Morgwm stepped further into the room and Benfro followed her, clutching the amphora to his chest. It was heavy, but the responsibility for carrying it felt heavier still. He noticed that the fire in the grate had gone out, a chill spreading through the small room quite unlike anything he had ever experienced before. So that’s what death means, Benfro thought.

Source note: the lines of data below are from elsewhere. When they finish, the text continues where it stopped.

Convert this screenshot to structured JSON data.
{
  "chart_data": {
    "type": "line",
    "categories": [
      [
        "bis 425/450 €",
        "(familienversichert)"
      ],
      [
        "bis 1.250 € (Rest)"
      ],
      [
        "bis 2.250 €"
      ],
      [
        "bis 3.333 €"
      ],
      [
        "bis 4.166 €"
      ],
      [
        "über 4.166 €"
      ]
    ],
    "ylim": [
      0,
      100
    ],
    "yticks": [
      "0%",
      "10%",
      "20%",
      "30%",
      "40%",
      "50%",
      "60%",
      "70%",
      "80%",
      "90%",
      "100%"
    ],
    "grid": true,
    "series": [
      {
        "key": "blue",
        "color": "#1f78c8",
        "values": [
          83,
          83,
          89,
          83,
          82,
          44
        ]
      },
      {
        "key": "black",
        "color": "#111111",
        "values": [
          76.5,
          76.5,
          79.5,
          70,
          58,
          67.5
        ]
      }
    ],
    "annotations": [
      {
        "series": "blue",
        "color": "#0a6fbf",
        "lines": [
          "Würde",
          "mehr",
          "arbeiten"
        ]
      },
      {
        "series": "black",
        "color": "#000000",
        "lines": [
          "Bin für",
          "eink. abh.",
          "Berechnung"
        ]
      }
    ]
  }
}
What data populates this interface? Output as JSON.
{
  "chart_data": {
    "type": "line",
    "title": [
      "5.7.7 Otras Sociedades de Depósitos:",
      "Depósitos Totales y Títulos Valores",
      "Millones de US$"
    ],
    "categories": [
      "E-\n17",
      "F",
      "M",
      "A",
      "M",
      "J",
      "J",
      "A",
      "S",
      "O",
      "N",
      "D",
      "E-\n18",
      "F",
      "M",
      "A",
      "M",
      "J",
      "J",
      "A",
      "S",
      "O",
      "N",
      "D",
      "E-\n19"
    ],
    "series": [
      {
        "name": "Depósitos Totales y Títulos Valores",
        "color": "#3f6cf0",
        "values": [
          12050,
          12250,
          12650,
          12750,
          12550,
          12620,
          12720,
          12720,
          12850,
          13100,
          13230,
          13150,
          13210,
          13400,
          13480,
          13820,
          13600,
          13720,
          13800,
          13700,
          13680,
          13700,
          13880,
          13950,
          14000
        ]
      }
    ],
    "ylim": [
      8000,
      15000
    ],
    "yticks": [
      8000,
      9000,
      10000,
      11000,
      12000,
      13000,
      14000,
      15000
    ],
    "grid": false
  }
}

It’s not about bodies lying motionless, or dragons giving up the will to live, it’s about the fire going out and there being no more stories.
‘Benfro! What are you doing in here. You shouldn’t have to see this…oh.’ Benfro turned to see another dragon enter the room behind them. She carried herself with a stiff formality that he knew belied her true, mischievous nature. Her face was kind and had once been beautiful. Her scales still gleamed with myriad colours but age had begun to rob Meirionydd of some of her youthful vigour. She stepped up to him and scratched him between his ears in her friendly way, but he could see the anguish on her face.
‘I’m sorry Morgwm, I didn’t realise you were here already,’ she said.
‘It’s alright Meirionydd,’ Morgwm said. ‘Benfro’s going to help me with the Fflam Gwir. It’s something he has to learn.’
‘True,’ Meirionydd said, a note of sadness in her voice. ‘I never thought he’d be so young when it came around though.’
‘Ystrad Fflur has been slipping away for centuries,’ Morgwm said. ‘Even my most potent herbs couldn’t keep the rot out of his bones.’ She turned her attention to Benfro. ‘Meirionydd and I have to prepare the body,’ she said. ‘Please take the amphora to the great hall. We’ll meet you there.’
Benfro was about to protest, but he saw the look on his mother’s face and decided against it. And besides, the cold room was beginning to alarm him. Something about the lifeless corpse sent shivers up and down his long spine. Turning, he made to go, but Meirionydd blocked his path.
‘Don’t be so glum, Benfro,’ she said, smiling. ‘This is a sad time, it’s true. But Ystrad Fflur would not have wanted us to be miserable. Remember something about him that makes you happy and cling to that memory. You’ll need it later on.’
Benfro nodded and ducked out of the cottage. He made his way carefully towards the large building that stood in the centre of the village and where all the dragons congregated for their evening meals. As he walked he remembered Ystrad Fflur sitting in near darkness by the fireplace, spinning a splendid yarn about his travels in the ice fields of the frozen south, sharing big chunks of crystallized ginger root which he pulled from a seemingly bottomless jar on the table beside him. The smile soon came back to his face.
‘What’re you so pleased with yourself about, squirt?’ The voice cut through Benfro’s reverie like a Yonaw-month wind. He turned to see his least favourite villager scowling at him.
‘Good morning, Mistress Frecknock,’ he said, trying to bow politely without dropping the amphora, or indeed spilling any of its precious contents.
‘A dragon is dead,’ she snapped. ‘What’s so good about that? And what’s that you’re carrying?’
Nervously Benfro held up the amphora for inspection, although he wasn’t about to hand it over. ‘It’s Delyn oil,’ he said. ‘For the reckoning.’
Frecknock made a dismissive noise as if she thought Benfro a poor liar. She had polished her scales, he noticed, tinting them with something so that they gleamed black rather than their normal iridescent bog-grey. She had done something to her wings too, forced them into what looked like a very uncomfortable position with some kind of wire frame. It contrived to make them look like they were much larger than their actual size and neatly folded away. Benfro knew that Frecknock’s wings were smaller even than his, and he was only ten. The idea that she might pretend that they could lift her off the ground filled him with ill-suppressed mirth.
‘What are you smirking about, horrible kitling,’ she yelled. ‘Give me that jar before you break it and ruin the day for everyone.’
Years of experience of Frecknock’s ways meant Benfro was able to dart from her grasping hands as she lunged at him. For a terrible moment he thought he was going to drop the amphora, spill its priceless contents over the grass, but he managed to keep hold of it as he ran towards the great hall.